District of Columbia usury laws prohibit interest rates in excess of twenty-four percent (24%) per annum except in certain circumstances. See D.C. Code § 28-3301(a). It is, however, lawful to contract for any interest rate if an individual borrows in excess of $2, 500 for the "purpose of acquiring or carrying on a business, professional, or commercial activity." See D.C. Code § 28-3301(d)(1)(B). While this implies that the interest rate may be higher than 24%, the interest rate must still be within the bounds of the public interest.

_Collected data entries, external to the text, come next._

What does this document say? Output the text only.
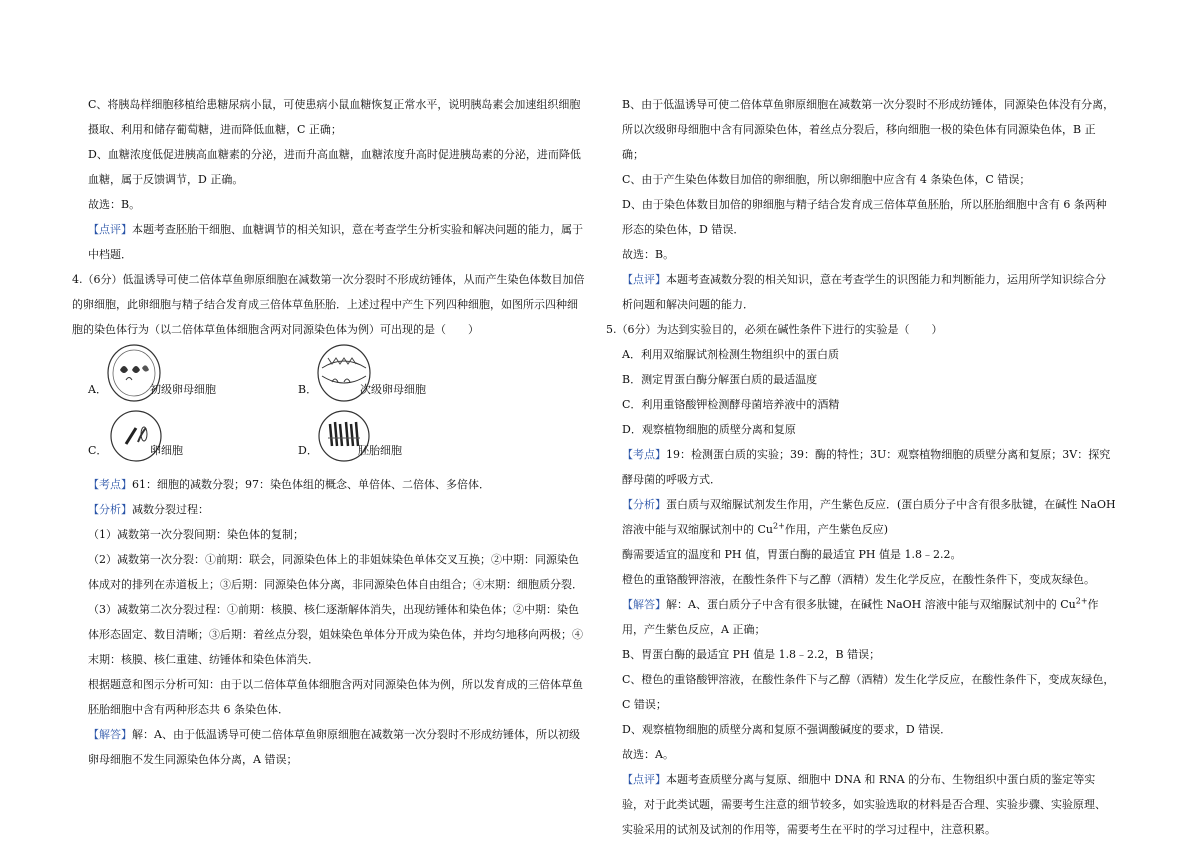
C、将胰岛样细胞移植给患糖尿病小鼠，可使患病小鼠血糖恢复正常水平，说明胰岛素会加速组织细胞摄取、利用和储存葡萄糖，进而降低血糖，C 正确；

D、血糖浓度低促进胰高血糖素的分泌，进而升高血糖，血糖浓度升高时促进胰岛素的分泌，进而降低血糖，属于反馈调节，D 正确。

故选：B。

【点评】本题考查胚胎干细胞、血糖调节的相关知识，意在考查学生分析实验和解决问题的能力，属于中档题．

4.（6分）低温诱导可使二倍体草鱼卵原细胞在减数第一次分裂时不形成纺锤体，从而产生染色体数目加倍的卵细胞，此卵细胞与精子结合发育成三倍体草鱼胚胎．上述过程中产生下列四种细胞，如图所示四种细胞的染色体行为（以二倍体草鱼体细胞含两对同源染色体为例）可出现的是（　　）

A．	初级卵母细胞	B．	次级卵母细胞
C．	卵细胞	D．	胚胎细胞

【考点】61：细胞的减数分裂；97：染色体组的概念、单倍体、二倍体、多倍体．

【分析】减数分裂过程：

（1）减数第一次分裂间期：染色体的复制；

（2）减数第一次分裂：①前期：联会，同源染色体上的非姐妹染色单体交叉互换；②中期：同源染色体成对的排列在赤道板上；③后期：同源染色体分离，非同源染色体自由组合；④末期：细胞质分裂．

（3）减数第二次分裂过程：①前期：核膜、核仁逐渐解体消失，出现纺锤体和染色体；②中期：染色体形态固定、数目清晰；③后期：着丝点分裂，姐妹染色单体分开成为染色体，并均匀地移向两极；④末期：核膜、核仁重建、纺锤体和染色体消失．

根据题意和图示分析可知：由于以二倍体草鱼体细胞含两对同源染色体为例，所以发育成的三倍体草鱼胚胎细胞中含有两种形态共 6 条染色体．

【解答】解：A、由于低温诱导可使二倍体草鱼卵原细胞在减数第一次分裂时不形成纺锤体，所以初级卵母细胞不发生同源染色体分离，A 错误；

B、由于低温诱导可使二倍体草鱼卵原细胞在减数第一次分裂时不形成纺锤体，同源染色体没有分离，所以次级卵母细胞中含有同源染色体，着丝点分裂后，移向细胞一极的染色体有同源染色体，B 正确；

C、由于产生染色体数目加倍的卵细胞，所以卵细胞中应含有 4 条染色体，C 错误；

D、由于染色体数目加倍的卵细胞与精子结合发育成三倍体草鱼胚胎，所以胚胎细胞中含有 6 条两种形态的染色体，D 错误．

故选：B。

【点评】本题考查减数分裂的相关知识，意在考查学生的识图能力和判断能力，运用所学知识综合分析问题和解决问题的能力．

5.（6分）为达到实验目的，必须在碱性条件下进行的实验是（　　）

A．利用双缩脲试剂检测生物组织中的蛋白质

B．测定胃蛋白酶分解蛋白质的最适温度

C．利用重铬酸钾检测酵母菌培养液中的酒精

D．观察植物细胞的质壁分离和复原

【考点】19：检测蛋白质的实验；39：酶的特性；3U：观察植物细胞的质壁分离和复原；3V：探究酵母菌的呼吸方式．

【分析】蛋白质与双缩脲试剂发生作用，产生紫色反应．(蛋白质分子中含有很多肽键，在碱性 NaOH 溶液中能与双缩脲试剂中的 $Cu^{2+}$作用，产生紫色反应)

酶需要适宜的温度和 PH 值，胃蛋白酶的最适宜 PH 值是 1.8﹣2.2。

橙色的重铬酸钾溶液，在酸性条件下与乙醇（酒精）发生化学反应，在酸性条件下，变成灰绿色。

【解答】解：A、蛋白质分子中含有很多肽键，在碱性 NaOH 溶液中能与双缩脲试剂中的 $Cu^{2+}$作用，产生紫色反应，A 正确；

B、胃蛋白酶的最适宜 PH 值是 1.8﹣2.2，B 错误；

C、橙色的重铬酸钾溶液，在酸性条件下与乙醇（酒精）发生化学反应，在酸性条件下，变成灰绿色，C 错误；

D、观察植物细胞的质壁分离和复原不强调酸碱度的要求，D 错误．

故选：A。

【点评】本题考查质壁分离与复原、细胞中 DNA 和 RNA 的分布、生物组织中蛋白质的鉴定等实验，对于此类试题，需要考生注意的细节较多，如实验选取的材料是否合理、实验步骤、实验原理、实验采用的试剂及试剂的作用等，需要考生在平时的学习过程中，注意积累。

In the instant case, the Loan Exit Fee translates to an estimated interest rate for the three month loan of 900%. This fee, or interest rate, is unreasonable and blatantly unfair to Defendant. The interest in enforcing this provision is "clearly outweighed... [by] public policy." See Restatement (Second) of Contracts § 178 (1981). Thus, the Loan Exit Fee clause should be severed from the contract and the remaining contract enforced. See Restatement (Second) of Contracts § 208 (1981); (Motion, Exh. 1 at 2.)
B. Damage Determination
Even though part of the contract is unenforceable, Plaintiff is still entitled to remedy. See Colletti, 1995 WL 170380 at *2. The contract states that an interest rate of ten percent (10%) per annum will be charged if the note is not paid in full within fifteen (15) days of the Maturity Date which is calculated to be June 7, 2012. (Motion, Exh. 1.) Additionally, a late charge of five percent (5%) will be added to the balance due. ( Id. ) The total due to Plaintiff is calculated using the Late Fee and Interest Rate but without the Loan Exit Fee. See Restatement (Second) of Contracts § 208 (1981); (Motion, Exh. 1 at 2.) Calculation of amount due is as follows:
Principal is equal to the sum of $100, 000.00 plus ($100, 000.00 times 5%)
Time is calculated in years from the Maturity Date through February 4, 2015
Interest is equal to the product of Principal times 10% times 2.66 years
Amount due is equal to the sum of Principal plus Interest
Therefore, the amount due to Plaintiff as of February 4, 2015 is One Hundred Thirty-Two Thousand Nine Hundred Thirty Dollars ($132, 930.00).
C. Tax Form
Defendant also claims that Plaintiff incorrectly issued a 1099-Misc form causing the Defendant to report an additional income of $100, 000. ( See Opposition .) Defendant states a 1099-C (Cancellation of Debt) form should have been submitted. ( See id. ) The Court agrees that, although Plaintiff filed a 1099-Misc., it is simple enough for Plaintiff to amend his tax returns and file a Form 1099-C once Defendant pays the debt in full. ( See Reply .)
For the foregoing reasons, this Court concludes that Plaintiff's Motion for Summary Judgment  is GRANTED in part and DENIED in part. A separate Order accompanies this Memorandum Opinion.